Tue, Mar 2, 2021, 1:30 pm to 3:00 pm


Electron and hole systems confined in two dimensions (2D) exhibit a plethora of exotic quantum phases under perpendicular magnetic fields at sufficiently low temperatures (milli-Kelvin range). The work presented here explores two of these quantum phases in state-of-the-art high-quality GaAs and InAs quantum wells.

The first quantum phase studied is called the Wigner solid (WS) phase, in which the charged carriers organize themselves in a periodic array. The magnetic-field-induced WS phase forms when the 2D system is under a sufficiently large perpendicular magnetic field at very low temperature, where the kinetic (Fermi) energy is quenched, and the Coulomb repulsion energy dominates. In the first part of my talk, I will present the thermal and quantum melting phase diagrams of the magnetic-field-induced WS phases residing in a high-quality GaAs 2D hole system. We find our data to be in good agreement with the results of very recent calculations, although intriguing subtleties remain.

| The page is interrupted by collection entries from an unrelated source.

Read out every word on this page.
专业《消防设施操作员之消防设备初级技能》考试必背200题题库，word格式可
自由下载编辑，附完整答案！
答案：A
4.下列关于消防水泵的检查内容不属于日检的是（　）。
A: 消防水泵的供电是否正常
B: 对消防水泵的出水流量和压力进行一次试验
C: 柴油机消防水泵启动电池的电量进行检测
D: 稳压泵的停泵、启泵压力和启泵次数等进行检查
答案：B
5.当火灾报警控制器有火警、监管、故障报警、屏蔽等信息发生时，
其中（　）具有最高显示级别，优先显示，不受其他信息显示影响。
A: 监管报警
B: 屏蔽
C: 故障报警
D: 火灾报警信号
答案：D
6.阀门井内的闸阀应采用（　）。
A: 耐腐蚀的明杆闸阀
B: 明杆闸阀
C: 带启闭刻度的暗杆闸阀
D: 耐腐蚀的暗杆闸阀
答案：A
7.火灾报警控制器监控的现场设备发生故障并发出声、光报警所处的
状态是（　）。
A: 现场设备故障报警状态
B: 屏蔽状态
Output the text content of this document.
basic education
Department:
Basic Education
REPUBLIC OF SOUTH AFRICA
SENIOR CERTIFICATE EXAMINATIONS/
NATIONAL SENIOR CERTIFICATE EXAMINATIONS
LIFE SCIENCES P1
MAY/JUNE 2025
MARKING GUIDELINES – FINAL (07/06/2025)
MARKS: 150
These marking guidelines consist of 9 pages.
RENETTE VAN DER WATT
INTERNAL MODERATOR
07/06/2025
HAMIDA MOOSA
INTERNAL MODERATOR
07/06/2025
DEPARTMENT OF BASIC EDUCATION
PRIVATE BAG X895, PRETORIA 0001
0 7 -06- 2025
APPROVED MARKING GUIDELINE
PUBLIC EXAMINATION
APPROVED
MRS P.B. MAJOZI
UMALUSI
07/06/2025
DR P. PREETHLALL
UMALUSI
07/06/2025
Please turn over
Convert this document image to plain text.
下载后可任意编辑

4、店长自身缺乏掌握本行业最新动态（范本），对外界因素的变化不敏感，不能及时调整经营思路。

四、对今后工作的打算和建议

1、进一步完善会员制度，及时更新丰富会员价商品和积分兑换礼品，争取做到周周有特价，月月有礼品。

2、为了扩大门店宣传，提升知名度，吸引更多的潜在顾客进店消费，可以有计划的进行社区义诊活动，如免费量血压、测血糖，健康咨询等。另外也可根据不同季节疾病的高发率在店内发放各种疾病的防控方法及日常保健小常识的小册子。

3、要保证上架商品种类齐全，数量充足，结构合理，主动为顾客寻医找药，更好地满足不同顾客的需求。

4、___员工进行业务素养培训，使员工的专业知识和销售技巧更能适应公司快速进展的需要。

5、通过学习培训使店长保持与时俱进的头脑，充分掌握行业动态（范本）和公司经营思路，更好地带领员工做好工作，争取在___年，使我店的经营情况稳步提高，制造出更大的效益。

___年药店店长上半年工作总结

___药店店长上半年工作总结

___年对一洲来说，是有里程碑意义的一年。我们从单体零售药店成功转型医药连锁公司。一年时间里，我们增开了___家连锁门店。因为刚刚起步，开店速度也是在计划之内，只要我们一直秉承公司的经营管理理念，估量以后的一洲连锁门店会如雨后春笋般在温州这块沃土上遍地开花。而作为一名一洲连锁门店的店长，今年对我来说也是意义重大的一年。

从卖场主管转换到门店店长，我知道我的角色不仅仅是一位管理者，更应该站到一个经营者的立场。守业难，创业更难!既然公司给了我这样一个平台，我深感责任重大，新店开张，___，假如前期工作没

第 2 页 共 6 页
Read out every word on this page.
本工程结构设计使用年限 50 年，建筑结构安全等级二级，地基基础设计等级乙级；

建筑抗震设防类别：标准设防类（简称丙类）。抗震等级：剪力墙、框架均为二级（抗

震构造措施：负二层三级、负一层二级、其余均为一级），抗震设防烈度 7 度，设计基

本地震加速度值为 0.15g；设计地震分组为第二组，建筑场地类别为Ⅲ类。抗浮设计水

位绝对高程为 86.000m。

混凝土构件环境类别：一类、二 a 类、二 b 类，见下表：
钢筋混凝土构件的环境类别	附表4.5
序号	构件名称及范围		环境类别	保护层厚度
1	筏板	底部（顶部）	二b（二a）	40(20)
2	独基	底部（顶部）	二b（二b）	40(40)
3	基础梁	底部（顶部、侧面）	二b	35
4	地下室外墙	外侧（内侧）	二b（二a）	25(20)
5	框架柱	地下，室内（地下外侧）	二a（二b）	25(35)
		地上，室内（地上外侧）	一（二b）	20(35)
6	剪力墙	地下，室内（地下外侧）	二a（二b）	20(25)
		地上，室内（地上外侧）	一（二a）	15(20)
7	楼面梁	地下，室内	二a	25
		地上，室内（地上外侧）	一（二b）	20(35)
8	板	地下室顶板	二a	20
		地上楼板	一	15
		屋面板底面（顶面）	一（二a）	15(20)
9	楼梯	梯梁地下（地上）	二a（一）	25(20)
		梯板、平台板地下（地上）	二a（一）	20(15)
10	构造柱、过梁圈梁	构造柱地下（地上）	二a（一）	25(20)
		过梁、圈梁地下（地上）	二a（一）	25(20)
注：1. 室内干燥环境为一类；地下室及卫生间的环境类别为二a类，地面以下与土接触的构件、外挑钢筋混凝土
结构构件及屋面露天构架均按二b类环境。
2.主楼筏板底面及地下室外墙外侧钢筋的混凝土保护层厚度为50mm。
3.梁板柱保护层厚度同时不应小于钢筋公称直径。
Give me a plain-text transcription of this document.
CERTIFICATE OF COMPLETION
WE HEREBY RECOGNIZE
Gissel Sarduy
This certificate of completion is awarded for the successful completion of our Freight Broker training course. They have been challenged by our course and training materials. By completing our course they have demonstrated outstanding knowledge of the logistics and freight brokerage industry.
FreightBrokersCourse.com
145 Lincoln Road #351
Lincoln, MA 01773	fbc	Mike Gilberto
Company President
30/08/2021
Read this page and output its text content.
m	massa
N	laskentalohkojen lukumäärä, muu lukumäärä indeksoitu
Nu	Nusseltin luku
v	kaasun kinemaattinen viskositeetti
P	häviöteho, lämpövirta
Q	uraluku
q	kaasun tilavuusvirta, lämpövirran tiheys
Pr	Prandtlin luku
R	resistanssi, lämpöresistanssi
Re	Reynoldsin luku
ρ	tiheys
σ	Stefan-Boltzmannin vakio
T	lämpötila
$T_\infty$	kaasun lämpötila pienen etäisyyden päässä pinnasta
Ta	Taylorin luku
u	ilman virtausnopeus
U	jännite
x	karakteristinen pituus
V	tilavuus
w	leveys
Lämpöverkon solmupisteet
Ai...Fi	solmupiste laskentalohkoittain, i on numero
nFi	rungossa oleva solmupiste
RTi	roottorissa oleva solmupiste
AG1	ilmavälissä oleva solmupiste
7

The second quantum phase studied is the fractional quantum Hall state. We observed the nu=4/3 fractional quantum Hall state in a high-quality InAs quantum well—a quantum state formed due to electron-electron interaction. This is of interest because the 2D electron system in an InAs quantum well has emerged as a prime candidate for hosting exotic quasi-particles with non-abelian statistics such as Majorana fermions and parafermions which could find use in the realization of topological quantum computing. To attain its full promise, however, the electron system has to be clean enough to exhibit electron-electron interaction phenomena.